Rinse and repeat for all existing VMs you want to make highly available.  The Microsoft way would be to export the VM’s and import it again.  Nothing wrong with that, apart from the fact that it takes a lot of time and storage to do, depending on the size of the VM.  My way is quick and easy and it works!

Wednesday, February 23, 2011

Partial/No Redundancy on iSCSI Datastores

Expensive fiber SANs are not price-compatible with a lot of my clients, therefore a lot of my time is spent in iSCSI environments.  I’ve noticed in all instances that the Multipathing Status for all my iSCSI datastores are Partial/No Redundancy when viewed on the Storage Views tabs in vCenter.  This bothers me because I always go to great lengths to ensure that I set up my iSCSI multipathing correctly.
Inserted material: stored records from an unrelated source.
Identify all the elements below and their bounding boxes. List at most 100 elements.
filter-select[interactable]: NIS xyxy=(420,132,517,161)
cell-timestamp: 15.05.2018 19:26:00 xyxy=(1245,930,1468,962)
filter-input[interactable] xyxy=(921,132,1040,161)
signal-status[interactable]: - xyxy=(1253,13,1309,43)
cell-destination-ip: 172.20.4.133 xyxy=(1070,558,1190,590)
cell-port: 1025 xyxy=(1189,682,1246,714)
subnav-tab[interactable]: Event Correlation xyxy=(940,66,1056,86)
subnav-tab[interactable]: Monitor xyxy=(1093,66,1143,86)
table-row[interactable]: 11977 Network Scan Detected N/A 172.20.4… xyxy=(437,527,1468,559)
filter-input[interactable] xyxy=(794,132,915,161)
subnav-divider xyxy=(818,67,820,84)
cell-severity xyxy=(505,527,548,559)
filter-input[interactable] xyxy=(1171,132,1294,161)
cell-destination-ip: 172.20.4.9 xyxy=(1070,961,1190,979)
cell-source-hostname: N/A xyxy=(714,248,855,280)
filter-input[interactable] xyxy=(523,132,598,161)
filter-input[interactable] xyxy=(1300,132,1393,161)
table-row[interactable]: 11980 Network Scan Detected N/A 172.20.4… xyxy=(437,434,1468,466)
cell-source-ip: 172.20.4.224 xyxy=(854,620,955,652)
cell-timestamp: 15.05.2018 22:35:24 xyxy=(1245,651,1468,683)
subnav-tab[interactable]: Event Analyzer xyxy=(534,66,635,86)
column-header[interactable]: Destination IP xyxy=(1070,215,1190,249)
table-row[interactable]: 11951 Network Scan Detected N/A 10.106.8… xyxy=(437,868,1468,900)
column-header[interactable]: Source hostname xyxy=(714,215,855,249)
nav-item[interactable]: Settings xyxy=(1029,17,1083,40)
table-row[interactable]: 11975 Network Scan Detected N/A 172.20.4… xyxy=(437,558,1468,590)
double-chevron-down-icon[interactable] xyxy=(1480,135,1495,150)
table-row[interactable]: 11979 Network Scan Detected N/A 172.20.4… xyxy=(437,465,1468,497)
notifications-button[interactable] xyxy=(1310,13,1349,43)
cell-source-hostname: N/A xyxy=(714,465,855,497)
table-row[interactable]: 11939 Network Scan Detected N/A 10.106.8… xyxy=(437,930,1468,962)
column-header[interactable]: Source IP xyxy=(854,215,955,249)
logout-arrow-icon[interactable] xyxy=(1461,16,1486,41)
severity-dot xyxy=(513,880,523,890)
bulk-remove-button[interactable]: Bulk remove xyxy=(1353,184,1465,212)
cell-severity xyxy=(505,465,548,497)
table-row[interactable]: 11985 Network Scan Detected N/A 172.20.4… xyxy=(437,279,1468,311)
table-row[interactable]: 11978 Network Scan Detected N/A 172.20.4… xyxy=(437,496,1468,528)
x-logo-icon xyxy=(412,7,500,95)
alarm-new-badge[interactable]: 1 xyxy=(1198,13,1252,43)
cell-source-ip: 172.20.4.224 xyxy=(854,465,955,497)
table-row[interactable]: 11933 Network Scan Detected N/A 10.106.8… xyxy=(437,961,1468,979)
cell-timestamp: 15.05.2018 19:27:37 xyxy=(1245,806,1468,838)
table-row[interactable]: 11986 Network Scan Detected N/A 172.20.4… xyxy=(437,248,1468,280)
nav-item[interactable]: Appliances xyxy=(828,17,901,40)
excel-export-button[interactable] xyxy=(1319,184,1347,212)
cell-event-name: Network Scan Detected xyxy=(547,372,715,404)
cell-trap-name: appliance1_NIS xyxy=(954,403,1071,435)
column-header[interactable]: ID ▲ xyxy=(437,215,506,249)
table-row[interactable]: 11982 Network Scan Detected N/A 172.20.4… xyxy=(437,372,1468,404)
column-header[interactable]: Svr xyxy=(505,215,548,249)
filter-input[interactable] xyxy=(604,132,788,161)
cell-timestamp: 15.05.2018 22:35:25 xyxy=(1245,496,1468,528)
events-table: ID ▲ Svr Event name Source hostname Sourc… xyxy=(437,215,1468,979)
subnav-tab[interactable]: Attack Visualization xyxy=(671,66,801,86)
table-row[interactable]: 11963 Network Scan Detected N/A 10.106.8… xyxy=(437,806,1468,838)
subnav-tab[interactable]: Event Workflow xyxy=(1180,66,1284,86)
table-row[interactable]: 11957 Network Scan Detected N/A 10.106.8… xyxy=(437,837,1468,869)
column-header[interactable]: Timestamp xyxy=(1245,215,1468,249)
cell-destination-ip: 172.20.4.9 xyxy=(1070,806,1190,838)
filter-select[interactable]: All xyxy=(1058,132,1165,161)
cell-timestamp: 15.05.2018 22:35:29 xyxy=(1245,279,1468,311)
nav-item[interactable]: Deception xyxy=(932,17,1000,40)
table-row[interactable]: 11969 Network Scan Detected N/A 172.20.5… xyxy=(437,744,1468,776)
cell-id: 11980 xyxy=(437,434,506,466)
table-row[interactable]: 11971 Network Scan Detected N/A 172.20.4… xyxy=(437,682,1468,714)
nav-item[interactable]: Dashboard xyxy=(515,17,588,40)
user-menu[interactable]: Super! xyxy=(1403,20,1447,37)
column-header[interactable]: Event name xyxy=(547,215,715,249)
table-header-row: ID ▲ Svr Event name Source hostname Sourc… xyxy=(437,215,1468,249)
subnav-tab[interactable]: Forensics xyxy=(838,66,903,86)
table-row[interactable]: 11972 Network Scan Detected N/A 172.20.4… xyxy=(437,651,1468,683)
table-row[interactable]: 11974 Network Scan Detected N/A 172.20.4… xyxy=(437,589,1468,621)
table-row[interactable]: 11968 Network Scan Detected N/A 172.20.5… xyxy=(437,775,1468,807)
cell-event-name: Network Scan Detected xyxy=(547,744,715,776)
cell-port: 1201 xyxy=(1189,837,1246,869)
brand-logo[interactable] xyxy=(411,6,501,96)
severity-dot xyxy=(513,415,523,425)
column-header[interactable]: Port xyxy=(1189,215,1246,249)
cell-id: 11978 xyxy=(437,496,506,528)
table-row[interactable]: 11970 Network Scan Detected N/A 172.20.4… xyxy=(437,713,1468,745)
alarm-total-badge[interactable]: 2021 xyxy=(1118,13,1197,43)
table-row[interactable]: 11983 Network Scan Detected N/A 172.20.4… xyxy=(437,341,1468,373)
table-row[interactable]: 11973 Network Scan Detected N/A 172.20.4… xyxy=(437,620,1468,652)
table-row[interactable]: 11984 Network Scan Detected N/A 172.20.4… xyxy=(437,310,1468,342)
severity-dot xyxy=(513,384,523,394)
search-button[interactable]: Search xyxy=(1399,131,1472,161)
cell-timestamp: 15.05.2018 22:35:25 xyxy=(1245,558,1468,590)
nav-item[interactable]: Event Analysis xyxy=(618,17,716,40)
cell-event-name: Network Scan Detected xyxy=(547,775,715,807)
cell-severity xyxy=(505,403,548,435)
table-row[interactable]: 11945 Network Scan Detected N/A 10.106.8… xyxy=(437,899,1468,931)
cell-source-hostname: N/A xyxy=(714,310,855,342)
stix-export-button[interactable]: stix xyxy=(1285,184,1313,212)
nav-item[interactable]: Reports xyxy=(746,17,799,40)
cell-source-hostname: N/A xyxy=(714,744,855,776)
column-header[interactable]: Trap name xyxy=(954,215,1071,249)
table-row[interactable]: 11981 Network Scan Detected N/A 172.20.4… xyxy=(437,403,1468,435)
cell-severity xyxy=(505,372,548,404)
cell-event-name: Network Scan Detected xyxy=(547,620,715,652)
I therefore breathed a big sigh of relief when I discovered that this behaviour is a bug as confirmed by VMware Technical Support. The rule for displaying the “Multipathing Status” is as follows:

Full Redundancy – If you have 2 separate adapters and 2 separate paths to the datastore
Partial/No Redundancy – If there is one path which is Up
Unknown – If there is at least one path with an “Unknown” status
All Paths Down – No way to reach the datastore

You will always only have one adapter when using a software iSCSI Initiator, this implies a single point of failure which gives us the dreaded “Partial/No Redundancy” status.  So as things stand now software iSCSI will always be displayed with a degraded status.  Methinks VMWare should develop separate rules / algorithms for fiber and iSCSI SANs…

Saturday, January 22, 2011

HP Proliant NIC Teaming with Windows Server 2008 R2 Hyper-V

Installing a new HP Proliant Server typically involves booting the server from the HP SmartStart DVD and using that to do a guided OS installation.  This, quite handily, installs the HP Proliant Support Pack (PSP) which takes care of all drivers for you.
Turns out that if you follow this process and then install the Hyper-V role later on there is a possibility of running into problems.
In a nutshell, you need to install the OS, Hyper-V role and all the latest MS updates and Hotfixes.  Only then should you install the HP NIC teaming software
This HP Whitepaper (Using HP Proliant Network Teaming Software with Microsoft Windows Server 2008 Hyper-V or with Microsoft Windows Server 2008 R2 Hyper-V) explains in detail what the proper procedure is, and some of the issues you might run into.  As an extra it also delves into setting up VLAN’s.